Edmund Rich naquit en 1170 à Abingdon à 6 miles au nord d’Oxford, dans une famille modeste et très pieuse, au point que son père se fit moine à Eysham, laissant à sa femme Mabel le soin d’élever leurs deux garçons et leurs deux filles. Mabel s’en acquitta strictement de religieuse austérité. Edmond et Robert firent leurs études à Oxford, puis partirent pour l’université de Paris, dont la célébrité éclipsait toutes les autres. Edmond y mena une vie chaste et laborieuse.
Mais peu avant la fin de ses études, il dut revenir précipitamment à Abingdon pour assister sa mère à son lit de mort. Avant de retourner à Paris, il s’occupa de ses sœurs Margaret et Alice, qu’il fit entrer au monastère de Catesby. Une fois maître ès arts, il devint en 1212 professeur à Oxford où son enseignement fut tout de suite très apprécié. À la suite d’une apparition de sa mère, il décida de se faire ordonner prêtre. Quand en 1215, après le 4ème concile du Latran, le pape Innocent III proclama la 5ème croisade, Edmond Rich s’en fit l’ardent propagateur pour l’Angleterre. Il prêchait d’ailleurs avec beaucoup de succès et, de temps en temps, se permettait quelques miracles.

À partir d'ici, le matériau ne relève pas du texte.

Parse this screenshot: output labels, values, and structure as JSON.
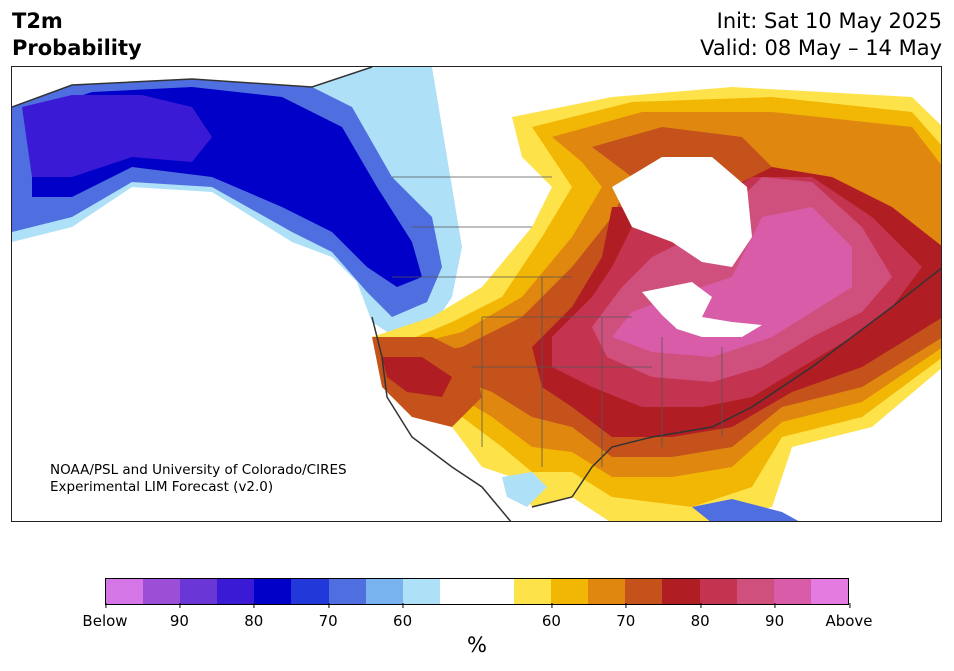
{
  "header": {
    "title_line1": "T2m",
    "title_line2": "Probability",
    "init": "Init: Sat 10 May 2025",
    "valid": "Valid: 08 May – 14 May"
  },
  "map": {
    "credit_line1": "NOAA/PSL and University of Colorado/CIRES",
    "credit_line2": "Experimental LIM Forecast (v2.0)"
  },
  "colorbar": {
    "colors": [
      "#d576e6",
      "#9a4fd6",
      "#6a36d6",
      "#3a1ad4",
      "#0000c8",
      "#2238d8",
      "#4f6fe0",
      "#78b2ef",
      "#aee0f8",
      "#ffffff",
      "#ffffff",
      "#fde24a",
      "#f2b705",
      "#e0870f",
      "#c4521a",
      "#b01e24",
      "#c43350",
      "#d0507d",
      "#d85ca8",
      "#e37be0"
    ],
    "tick_labels": [
      "Below",
      "90",
      "80",
      "70",
      "60",
      "60",
      "70",
      "80",
      "90",
      "Above"
    ],
    "unit": "%"
  }
}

En 1222, il était nommé trésorier de l’évêché de Salisbury ; il géra convenablement les finances épiscopales, il était très prodigue de ses biens propres en faveur des pauvres, au point d’être parfois dans la gêne. Il se faisait alors héberger à l’abbaye de Merton ! Un certain jour de 1234, il apprit soudain que les moines de Cantorbéry venaient de l’élire archevêque. Non sans répugnance, il finit par accepter, sachant les difficultés qu’il allait rencontrer, tant de la part du pape, que de la part du roi, Henry III, et des moines eux-mêmes, qui formaient le chapitre de la cathédrale. Ces trois puissances s’arrogeaient des droits, s’arrachaient des concessions, se combattaient ou se liguaient, toujours au détriment de l’archevêque-abbé.

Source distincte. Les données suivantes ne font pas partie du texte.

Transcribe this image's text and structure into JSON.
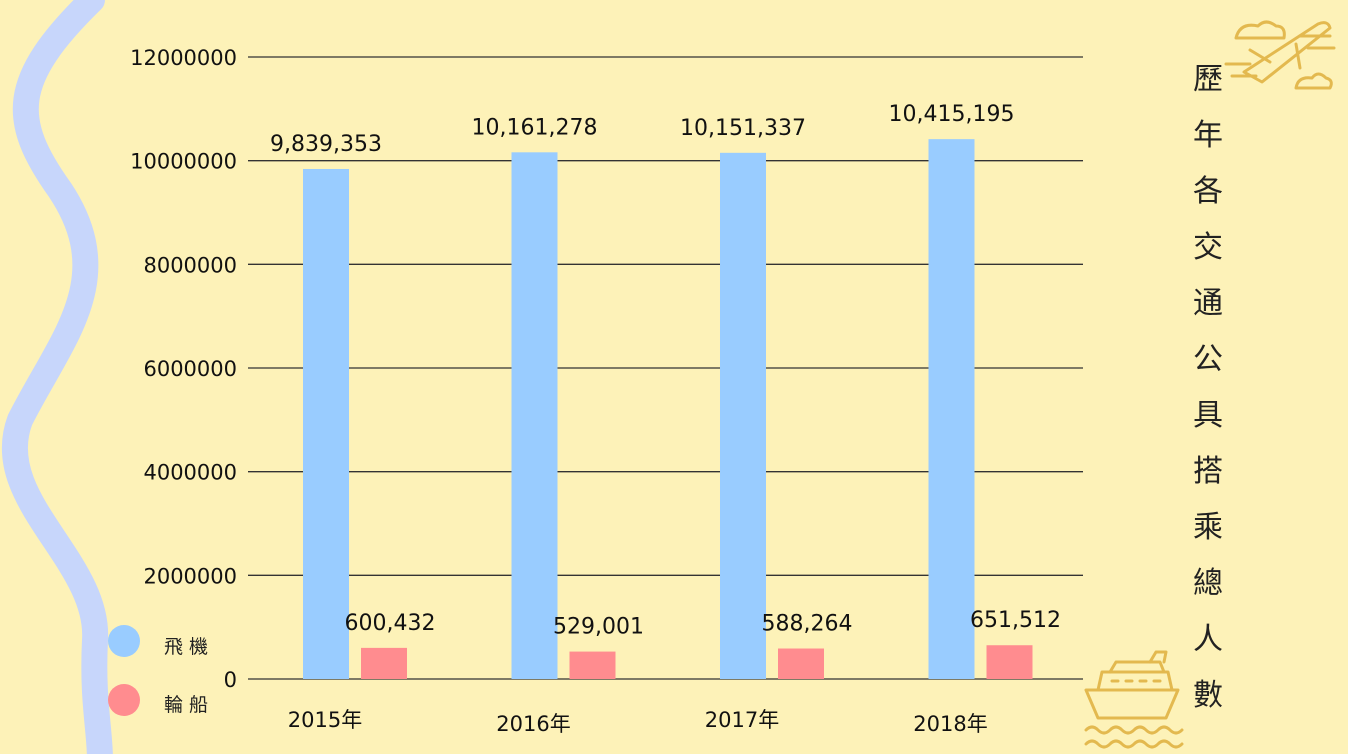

Malgré un recours à Rome, auprès de Grégoire IX, la situation se dégrada rapidement et Edmond se décida à quitter la place. Il alla se réfugier au monastère cistercien de Pontigny en Champagne, où il fut accueilli fraternellement et admis dans la communauté. Dans la paix retrouvée, Edmond put achever un court traité ascétique, Spéculum Ecclesiae. Il prêcha un peu aux alentours, guérit une jeune fille à Ligny-le-Châtel. Mais bientôt, épuisé par toutes les épreuves subies, il tomba malade.
Il mourut quelques temps après en 1240 chez les chanoines réguliers au prieuré de Soisy-en-Brie.
Il fut canonisé dès 1246 par le pape Innocent IV.